@taxi1 yes there's a phugoid and I would show it to my students, but I didn't point out the AoA. Our glide to high key maneuver was 125 knots at zero thrust torque setting, which translates to about 1° nose down. Students would invariably pitch for nose on the horizon or slightly nose up, which of course ruined their dead engine glide with predicable results, so I indirectly taught the phugoid in the context of what was already in the training pub- "power attitude trim," and I noted AoA but in the context of the relationship of max range and minimum sink AoAs (the little triangle and diamond markers on the AoA strip on the PFD; yes those values work a little bit different for maximum range AoA in a propeller airplane vs maximum range AoA in a jet or a glider, but the aero curriculum has been dumbed down to the point of wham bam thank you multiple choice so I didn't want to explode heads any worse).... point being that going any
slower than that 125 knot glide would make the T-6 hit the ground sooner in time and also fall short of the predicted "2nm per 1000 feet" in the training pub,* but going 125 +10/-0 (as the standard is written) would greatly improve your chances of success.

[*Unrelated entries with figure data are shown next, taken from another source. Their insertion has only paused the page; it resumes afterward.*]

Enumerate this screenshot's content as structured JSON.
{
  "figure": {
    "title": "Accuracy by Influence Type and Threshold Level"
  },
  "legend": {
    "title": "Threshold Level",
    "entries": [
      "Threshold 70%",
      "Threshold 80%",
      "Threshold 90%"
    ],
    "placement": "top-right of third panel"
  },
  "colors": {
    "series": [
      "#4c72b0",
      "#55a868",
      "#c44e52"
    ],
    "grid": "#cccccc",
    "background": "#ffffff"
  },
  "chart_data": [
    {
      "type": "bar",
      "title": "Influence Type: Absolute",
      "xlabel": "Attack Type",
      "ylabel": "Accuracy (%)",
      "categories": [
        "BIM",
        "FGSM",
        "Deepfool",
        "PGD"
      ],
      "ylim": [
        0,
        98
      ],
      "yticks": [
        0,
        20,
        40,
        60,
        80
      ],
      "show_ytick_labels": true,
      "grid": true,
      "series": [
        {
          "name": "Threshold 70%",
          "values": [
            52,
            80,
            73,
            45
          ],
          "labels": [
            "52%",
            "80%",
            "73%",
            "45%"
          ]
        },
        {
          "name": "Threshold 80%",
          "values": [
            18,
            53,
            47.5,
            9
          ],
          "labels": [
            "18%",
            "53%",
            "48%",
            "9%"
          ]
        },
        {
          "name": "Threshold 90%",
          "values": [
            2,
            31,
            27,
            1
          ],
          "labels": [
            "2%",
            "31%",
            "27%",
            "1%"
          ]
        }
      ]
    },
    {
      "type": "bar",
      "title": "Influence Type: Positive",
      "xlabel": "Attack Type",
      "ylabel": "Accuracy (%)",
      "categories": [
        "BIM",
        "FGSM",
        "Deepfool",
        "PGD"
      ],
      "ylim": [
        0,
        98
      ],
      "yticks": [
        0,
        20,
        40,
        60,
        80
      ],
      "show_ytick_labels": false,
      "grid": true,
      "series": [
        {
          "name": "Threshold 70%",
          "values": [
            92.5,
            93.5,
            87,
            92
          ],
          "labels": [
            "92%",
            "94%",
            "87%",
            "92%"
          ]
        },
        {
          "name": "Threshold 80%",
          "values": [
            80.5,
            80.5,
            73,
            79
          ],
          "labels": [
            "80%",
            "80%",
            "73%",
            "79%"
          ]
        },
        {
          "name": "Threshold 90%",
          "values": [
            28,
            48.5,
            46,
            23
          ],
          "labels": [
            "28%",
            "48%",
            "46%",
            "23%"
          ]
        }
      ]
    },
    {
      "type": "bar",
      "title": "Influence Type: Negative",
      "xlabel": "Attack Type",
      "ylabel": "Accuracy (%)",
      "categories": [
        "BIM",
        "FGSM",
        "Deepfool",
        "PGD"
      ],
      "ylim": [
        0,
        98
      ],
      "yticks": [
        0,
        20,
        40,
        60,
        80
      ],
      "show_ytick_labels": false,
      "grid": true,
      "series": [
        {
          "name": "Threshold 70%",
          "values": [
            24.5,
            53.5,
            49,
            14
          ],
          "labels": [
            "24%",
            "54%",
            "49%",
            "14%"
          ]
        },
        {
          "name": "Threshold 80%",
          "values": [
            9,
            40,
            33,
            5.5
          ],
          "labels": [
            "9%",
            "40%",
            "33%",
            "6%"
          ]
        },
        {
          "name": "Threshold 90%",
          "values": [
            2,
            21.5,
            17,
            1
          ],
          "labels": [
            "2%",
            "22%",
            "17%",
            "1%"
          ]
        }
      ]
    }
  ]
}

The takeaway from showing that "trimmed in a glide" was to show simply what a phugoid is- the up and down glide that every paper airplane does when you throw it off a great height, and what "trimmed" actually meant (i.e. the airplane actually flies itself pretty well).
The phugoid in that regime was several seconds or longer and about +/- 10 knots... just from what I remember observing.
* funny secret about the T-6B natops and primary contact FTI: "1350-1500fpm at 125KIAS" translates to about 1.7nm per thousand feet, which means even though your math from 10 miles away and 8000' looks perfectly doable, in reality you'll arrive at high key about a thousand feet low. Joke's on you, students and instructors!